The cicadas are here. They come in full blast and their noise in the morning when I wake up around 6 is deafening. They are known to be a delicacy and come at a high price in markets on the plains. One school day I tried fruitlessly to help the 4th graders catch them using nets and plastic bottles on sticks. I didn’t catch even one. The other students crowded around talked all at once, as they usually do, “You want to catch jakajan (cicadas)? Then all you need to do is make a paste out of sticky rice flour and paste it on a piece of wood and then the cicadas will come and stick on them.” This sounded more confusing then ever, but I decided to try it out. Pa De Bue and Itim and Yaut came to help me make the paste. We mixed some sticky rice flour with water and boiled and stirred it until it was a thick, sticky paste. Then carrying the still hot pot between Itim and Pa De Bue, off we went.
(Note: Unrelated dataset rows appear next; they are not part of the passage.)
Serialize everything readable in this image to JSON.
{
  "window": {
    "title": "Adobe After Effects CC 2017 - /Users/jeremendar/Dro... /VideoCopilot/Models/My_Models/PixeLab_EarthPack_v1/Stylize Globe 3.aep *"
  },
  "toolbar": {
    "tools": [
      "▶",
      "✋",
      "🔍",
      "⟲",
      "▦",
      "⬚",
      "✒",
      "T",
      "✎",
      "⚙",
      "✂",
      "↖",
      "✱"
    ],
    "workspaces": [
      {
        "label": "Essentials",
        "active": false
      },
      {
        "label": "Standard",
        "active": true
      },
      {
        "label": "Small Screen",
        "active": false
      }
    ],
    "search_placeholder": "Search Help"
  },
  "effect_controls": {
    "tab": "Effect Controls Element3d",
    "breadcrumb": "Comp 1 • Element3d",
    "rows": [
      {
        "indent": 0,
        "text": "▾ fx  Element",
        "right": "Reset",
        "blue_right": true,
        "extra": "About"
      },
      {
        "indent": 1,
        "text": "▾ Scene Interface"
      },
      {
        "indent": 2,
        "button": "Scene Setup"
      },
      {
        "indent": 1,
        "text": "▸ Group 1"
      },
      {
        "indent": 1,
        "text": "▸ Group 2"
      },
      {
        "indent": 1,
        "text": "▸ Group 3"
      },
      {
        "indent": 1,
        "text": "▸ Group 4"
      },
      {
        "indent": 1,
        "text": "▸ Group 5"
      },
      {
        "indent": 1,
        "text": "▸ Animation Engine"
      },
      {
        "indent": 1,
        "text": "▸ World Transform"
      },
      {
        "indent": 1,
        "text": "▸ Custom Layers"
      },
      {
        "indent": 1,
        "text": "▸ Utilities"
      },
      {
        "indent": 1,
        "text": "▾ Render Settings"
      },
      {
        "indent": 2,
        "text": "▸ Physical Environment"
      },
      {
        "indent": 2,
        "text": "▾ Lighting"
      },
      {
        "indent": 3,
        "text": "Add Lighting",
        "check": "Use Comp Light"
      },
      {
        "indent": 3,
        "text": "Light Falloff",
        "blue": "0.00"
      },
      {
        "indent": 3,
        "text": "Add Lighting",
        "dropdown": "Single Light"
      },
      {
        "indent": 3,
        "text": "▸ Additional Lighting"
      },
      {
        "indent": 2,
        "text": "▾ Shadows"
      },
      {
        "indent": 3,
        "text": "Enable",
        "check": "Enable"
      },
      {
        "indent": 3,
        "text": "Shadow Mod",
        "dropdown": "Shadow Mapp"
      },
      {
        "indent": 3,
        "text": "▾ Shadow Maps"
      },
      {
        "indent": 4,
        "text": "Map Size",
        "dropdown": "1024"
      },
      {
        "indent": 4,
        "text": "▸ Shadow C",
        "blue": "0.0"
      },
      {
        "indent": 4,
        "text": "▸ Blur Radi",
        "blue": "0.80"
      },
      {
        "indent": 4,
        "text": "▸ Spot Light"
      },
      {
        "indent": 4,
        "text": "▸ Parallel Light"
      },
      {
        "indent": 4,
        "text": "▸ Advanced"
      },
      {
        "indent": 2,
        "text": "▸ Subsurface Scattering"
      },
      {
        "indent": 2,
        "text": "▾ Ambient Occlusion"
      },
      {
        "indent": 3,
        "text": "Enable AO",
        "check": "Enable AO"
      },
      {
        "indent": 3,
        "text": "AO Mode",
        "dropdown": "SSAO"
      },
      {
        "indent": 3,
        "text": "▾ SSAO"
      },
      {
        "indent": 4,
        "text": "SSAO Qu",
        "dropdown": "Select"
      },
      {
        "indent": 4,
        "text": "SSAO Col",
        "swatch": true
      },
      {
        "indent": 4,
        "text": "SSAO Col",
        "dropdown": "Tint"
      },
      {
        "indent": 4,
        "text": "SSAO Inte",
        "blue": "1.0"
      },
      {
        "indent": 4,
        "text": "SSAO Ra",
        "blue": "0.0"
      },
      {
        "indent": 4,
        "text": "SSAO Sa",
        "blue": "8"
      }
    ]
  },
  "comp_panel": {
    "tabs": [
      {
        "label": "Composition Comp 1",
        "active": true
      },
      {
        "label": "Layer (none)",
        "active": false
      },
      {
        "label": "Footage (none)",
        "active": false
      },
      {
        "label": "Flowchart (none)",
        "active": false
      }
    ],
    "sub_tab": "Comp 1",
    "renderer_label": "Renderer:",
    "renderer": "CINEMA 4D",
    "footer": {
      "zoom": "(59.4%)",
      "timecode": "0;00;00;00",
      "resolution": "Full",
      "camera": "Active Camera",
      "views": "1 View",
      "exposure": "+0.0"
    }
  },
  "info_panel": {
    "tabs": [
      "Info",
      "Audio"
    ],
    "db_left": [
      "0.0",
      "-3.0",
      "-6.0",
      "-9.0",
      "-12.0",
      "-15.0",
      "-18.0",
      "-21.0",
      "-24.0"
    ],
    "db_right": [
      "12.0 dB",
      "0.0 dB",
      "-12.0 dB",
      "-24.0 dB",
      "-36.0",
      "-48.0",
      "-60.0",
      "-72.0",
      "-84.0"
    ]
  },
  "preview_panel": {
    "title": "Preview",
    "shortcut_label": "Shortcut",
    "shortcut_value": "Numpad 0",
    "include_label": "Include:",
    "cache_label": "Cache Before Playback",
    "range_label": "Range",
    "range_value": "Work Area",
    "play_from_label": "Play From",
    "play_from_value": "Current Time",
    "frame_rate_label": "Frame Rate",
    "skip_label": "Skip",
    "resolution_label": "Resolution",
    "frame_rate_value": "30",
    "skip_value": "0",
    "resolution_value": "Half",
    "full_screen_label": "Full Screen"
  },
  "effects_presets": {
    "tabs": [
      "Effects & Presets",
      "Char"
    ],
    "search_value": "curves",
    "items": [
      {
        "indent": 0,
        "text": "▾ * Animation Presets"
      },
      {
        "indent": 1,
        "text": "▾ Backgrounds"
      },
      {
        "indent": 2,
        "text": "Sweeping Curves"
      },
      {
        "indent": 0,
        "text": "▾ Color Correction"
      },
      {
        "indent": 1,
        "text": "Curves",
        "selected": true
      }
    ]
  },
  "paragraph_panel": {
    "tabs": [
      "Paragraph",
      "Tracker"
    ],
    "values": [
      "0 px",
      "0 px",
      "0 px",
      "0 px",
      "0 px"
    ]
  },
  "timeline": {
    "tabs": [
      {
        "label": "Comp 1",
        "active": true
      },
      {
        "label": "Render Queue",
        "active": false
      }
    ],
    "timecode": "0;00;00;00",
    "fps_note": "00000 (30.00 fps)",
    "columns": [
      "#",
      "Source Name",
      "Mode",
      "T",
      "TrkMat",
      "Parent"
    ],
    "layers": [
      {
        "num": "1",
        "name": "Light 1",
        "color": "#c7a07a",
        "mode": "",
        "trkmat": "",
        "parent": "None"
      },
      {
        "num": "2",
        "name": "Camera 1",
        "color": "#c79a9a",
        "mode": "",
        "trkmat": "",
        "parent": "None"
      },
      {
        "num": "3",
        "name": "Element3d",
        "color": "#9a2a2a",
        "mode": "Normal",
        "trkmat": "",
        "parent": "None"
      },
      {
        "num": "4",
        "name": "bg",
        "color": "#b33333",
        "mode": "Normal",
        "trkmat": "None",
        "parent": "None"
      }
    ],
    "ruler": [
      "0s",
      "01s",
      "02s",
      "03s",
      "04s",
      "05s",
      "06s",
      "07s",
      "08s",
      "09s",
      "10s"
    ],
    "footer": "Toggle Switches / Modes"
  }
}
We started off with their being only about 4 of us, but as we walked down the road to the bridge, we kept on collecting more and more schoolboys, until there were probably about 10 of us altogether. I felt like we should be waving a flag and blowing on a bugle, such was the excitement in the air. First, we marched down to a dry creekbed and spread some paste on pieces of wood and some trees. Sure enough, soon there were some jakajans stuck to the paste. “It’s not enough,” they all proclaimed, so we trekked over a buffalo pasture to another stream where the jakajans had congregated en masse. Again, we pasted the white substance onto sticks and walked along the creek bed, thrusting the sticks into areas where the jakajans sat. Pretty soon, our sticks were buzzing loudly. We had taken along two plastic bottles with some water in them and before we knew it, the bottles were full of very sticky, very disturbed cicadas.
Even though we could have caught hundreds more, we called it quits and headed back to the house. There several of the boys and I washed them and plucked the wings off the creatures. Then we mixed them with some seasonings and Yaut fried up the first batch. They seriously were really good.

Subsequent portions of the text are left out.